Yes, energy is conserved even in quantum mechanics. You're right, the wavefunction amplitude should decrease because the particle is less likely to be found in the region after the tunneling barrier. What about the wavelength of the particle?

The wavelength of the particle should be the same on either side of the barrier since E and lambda are proportional to one another. However, if the particle has more initial energy V than the potential barrier Uo, its energy in the region of the barrier will be (V-Uo), right? Then the wavelength will increase because the particles energy will be decreased,but only in that region. Is that last part right? Thanks for the help!

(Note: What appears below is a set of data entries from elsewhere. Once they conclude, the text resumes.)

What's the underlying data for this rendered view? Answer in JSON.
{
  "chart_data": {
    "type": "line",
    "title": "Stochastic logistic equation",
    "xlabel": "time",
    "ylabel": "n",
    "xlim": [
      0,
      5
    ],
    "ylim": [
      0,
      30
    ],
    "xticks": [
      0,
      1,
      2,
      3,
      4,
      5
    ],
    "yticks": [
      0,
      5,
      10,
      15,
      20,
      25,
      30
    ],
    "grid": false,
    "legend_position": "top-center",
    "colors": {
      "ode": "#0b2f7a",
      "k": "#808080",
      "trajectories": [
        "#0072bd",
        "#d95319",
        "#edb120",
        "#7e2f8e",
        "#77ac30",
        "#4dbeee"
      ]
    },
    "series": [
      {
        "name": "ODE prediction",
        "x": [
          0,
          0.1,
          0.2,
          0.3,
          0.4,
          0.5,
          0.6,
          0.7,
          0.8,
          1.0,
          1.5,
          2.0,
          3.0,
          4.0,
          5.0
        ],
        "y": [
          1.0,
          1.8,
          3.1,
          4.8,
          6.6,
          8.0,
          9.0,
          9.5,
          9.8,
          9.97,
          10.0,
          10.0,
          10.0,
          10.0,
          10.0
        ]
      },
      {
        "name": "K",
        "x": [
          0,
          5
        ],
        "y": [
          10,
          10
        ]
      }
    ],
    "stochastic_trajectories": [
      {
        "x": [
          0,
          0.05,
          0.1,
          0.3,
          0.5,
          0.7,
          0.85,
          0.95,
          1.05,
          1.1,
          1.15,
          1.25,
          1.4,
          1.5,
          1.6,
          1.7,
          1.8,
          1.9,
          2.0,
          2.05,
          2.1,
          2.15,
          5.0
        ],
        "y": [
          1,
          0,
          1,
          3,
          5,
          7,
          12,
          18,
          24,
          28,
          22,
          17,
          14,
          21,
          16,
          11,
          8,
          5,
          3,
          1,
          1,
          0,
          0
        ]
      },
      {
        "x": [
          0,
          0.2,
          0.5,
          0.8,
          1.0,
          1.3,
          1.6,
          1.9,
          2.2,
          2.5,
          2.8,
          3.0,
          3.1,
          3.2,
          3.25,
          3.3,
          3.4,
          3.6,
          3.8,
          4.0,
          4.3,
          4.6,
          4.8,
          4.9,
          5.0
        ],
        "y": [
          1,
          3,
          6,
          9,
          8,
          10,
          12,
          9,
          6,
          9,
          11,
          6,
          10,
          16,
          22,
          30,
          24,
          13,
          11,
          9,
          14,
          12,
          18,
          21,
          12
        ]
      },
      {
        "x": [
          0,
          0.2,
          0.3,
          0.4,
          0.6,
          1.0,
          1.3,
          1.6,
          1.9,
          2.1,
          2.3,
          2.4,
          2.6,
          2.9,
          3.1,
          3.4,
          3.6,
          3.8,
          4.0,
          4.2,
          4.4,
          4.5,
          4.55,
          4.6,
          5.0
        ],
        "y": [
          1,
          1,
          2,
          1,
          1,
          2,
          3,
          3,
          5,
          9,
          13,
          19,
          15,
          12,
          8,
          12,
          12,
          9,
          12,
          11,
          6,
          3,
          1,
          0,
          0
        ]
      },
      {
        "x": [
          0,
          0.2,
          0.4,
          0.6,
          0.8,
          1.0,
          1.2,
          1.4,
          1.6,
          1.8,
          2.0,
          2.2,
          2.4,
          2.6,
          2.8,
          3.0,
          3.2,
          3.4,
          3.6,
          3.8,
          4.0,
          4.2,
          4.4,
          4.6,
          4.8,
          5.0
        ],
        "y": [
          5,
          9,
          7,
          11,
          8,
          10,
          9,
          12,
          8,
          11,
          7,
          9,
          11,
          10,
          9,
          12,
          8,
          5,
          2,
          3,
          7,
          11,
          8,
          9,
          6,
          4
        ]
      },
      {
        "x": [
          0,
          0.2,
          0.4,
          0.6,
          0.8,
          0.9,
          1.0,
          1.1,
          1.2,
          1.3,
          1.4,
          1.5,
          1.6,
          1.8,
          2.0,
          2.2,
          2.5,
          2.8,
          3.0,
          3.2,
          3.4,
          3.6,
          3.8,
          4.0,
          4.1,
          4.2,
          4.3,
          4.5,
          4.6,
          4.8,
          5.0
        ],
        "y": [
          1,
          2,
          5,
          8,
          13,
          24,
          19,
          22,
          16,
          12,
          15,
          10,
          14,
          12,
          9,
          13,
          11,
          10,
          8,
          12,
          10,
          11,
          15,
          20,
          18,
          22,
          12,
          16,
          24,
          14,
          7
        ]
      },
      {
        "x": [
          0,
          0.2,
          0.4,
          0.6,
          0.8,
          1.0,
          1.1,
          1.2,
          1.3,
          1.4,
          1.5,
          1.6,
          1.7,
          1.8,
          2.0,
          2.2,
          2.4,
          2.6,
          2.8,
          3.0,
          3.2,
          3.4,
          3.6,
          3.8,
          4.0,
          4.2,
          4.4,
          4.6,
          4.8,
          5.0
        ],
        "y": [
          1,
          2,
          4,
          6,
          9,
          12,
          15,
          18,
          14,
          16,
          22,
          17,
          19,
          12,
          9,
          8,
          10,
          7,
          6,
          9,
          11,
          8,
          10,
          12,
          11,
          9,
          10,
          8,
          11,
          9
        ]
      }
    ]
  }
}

Right, for the particular case of tunneling the wavelength stays the same because the kinetic energy is the same. However, think about a potential step (where V<E). Since E=K+V then K=E-V, and so if a particle sees a step up or down then the wavelength will change. Are you more likely to see a particle in a certain region if it moves faster through the region or slower? Slower obviously, and so we can see that the kinetic energy is related to the probability, which then relates back to the wavefunction. A big kinetic energy means a small wavelength, and also a small probability.

These same arguments extend into all kinds of situations, which is why I brought it up, so that you can tell what the solution to the Schrödinger equation will look like even before you solve it. For example, you could figure out the stationary states of the harmonic oscillator (a U shaped potential) just by looking at the energies and wavelengths, and how they relate to the stationary state's wavefunction. Knowing how to see the solutions before you start in will either save you calculations altogether, or it will help you check what calculations you do make.

Hope I made things clearer rather than muckier.

thank you so much for helping me out with my question and going beyond. You definitely cleared things up.